The second case code generation is extraordinary at least on GCC -O3 (I will try harder to provoke the same behaviour on Intel & GCC). It is using tricks that suggest to me that it has been very carefully optimised to perform incredibly well on this particular type of benchmark.

There are three scenarios I was able to obtain but I will restrict this discussion to the two main ones. For N<29 value known at compile time it takes ages to compile to load constant value fibo(N). Larger constant values will kill the compiler (or cause the OS to do so) due to exponential memory usage or timeouts (on Godbolt). To hide the value from the compiler I put it in a string which is good enough to make it generate generic code for any N (approx. 160 bytes).

I have examined the assembler code generated by the GCC compiler for the two sample routines and then reconstructed functionally equivalent C code below to help explain more easily how the call by reference code obtains its apparently magical speed.

It has used a tail recursion trick to minimise the recursion depth. It takes bites of 5 off the value of N for each recursive call and then has a lookup table for N=1 through 5! It is a quite remarkable code transformation away from the original sourcecode.

Here is the code. fibo_cbv is the relatively normal inlined code generation so typical of modern compilers but makes heavy use of the stack. fibo_cbr is the unusual code generated by GCC for this particular benchmark function. The latter is really rather cunning! My C code isn't quite exactly equivalent to the compiled assembler as I needed to tweak it a bit to get it working correctly.

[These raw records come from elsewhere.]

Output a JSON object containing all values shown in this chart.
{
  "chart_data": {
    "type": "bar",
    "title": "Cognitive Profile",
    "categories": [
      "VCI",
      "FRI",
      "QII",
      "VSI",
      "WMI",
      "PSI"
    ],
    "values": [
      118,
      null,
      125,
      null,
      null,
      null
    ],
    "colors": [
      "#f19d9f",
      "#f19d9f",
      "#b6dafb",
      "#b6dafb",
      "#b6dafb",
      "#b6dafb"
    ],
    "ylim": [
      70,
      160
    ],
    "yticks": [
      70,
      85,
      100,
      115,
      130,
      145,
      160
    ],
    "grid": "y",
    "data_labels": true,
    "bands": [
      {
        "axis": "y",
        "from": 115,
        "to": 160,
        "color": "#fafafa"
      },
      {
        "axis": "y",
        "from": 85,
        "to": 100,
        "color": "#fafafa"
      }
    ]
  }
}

BTW Recursion is a terrible way to compute these values!

     #include <cmath>
     #include <string>
     #include <stdio.h>

    // N       : 1  2  3  4  5  6  7  8  9 10 11
    // fibo(N) : 1  1  2  3  5  8 13 21 34 55 89

    constexpr auto fibo(unsigned int number) -> unsigned long long {
    //constexpr auto fibo(unsigned int const& number) -> unsigned long long {
        if (number < 2) return number;
        return fibo(number - 1) + fibo(number - 2);
    }

    constexpr auto fibo_cbv(unsigned int number) -> unsigned long long {
        unsigned int result = 0;
        if (number < 2) return number;  
        if (--number < 2) return number; else result = fibo_cbv(number);
        if (--number < 2) return result + number; 
        return result + fibo_cbv(number);
    }

    constexpr auto fibo_cbr(unsigned int const& number) -> unsigned long long {
        switch (number) {
          case 1: return 1;
          case 2: return 1;
          case 3: return 2;
          case 4: return 3;
          case 5: return 5;
          case 6: return 8;
          case 7: return 13;
          default:
      //     return fibo_cbr(number - 1) + fibo_cbr(number - 2);// works much slower
          unsigned long long a = fibo_cbr(number - 6);
          unsigned long long b = fibo_cbr(number - 5);
          return 5 * a + 8 * b;
        }  
    }

    int main()
    {
        std::string input{ "28" };
        unsigned int n;
        for (n = 1; n < 36; n++)
        {
            printf("\nfibo_ref(%i) = %i\n", n,  fibo(n));
            printf("fibo_cbv(%i) = %i\n", n,  fibo_cbv(n));
            printf("fibo_cbr(%i) = %i\n", n, fibo_cbr(n));
        }
    //    return fibo(36);  // fixed value to test
        n = stol(input);
        return fibo(n);
    }

I also noticed whilst experimenting that if I read in a variable N the call by reference code from GCC became even more complicated using a powers of 2 strategy instead to take chunks of 8 or 4 off the initial value of N. I'm not sure which aspect of the test code took it down that path. I can't reproduce it again right now but I am sure I didn't hallucinate that version of the generated code.

Worth noting also that N=92 for fibo(92) is as high as you can go without overflowing for uint64_t.

I haven't been able to get any other C/C++ compiler I tried apart from GCC to do the extensive compile time computations needed to compute fibo(N) to a static constant the slow recursive way.

The short answer to why it is faster for call by reference is that it is using a radically different algorithm that looks nothing like the original C source but is functionally equivalent.

Nothing at all to do with the call by reference vs call by value mechanism.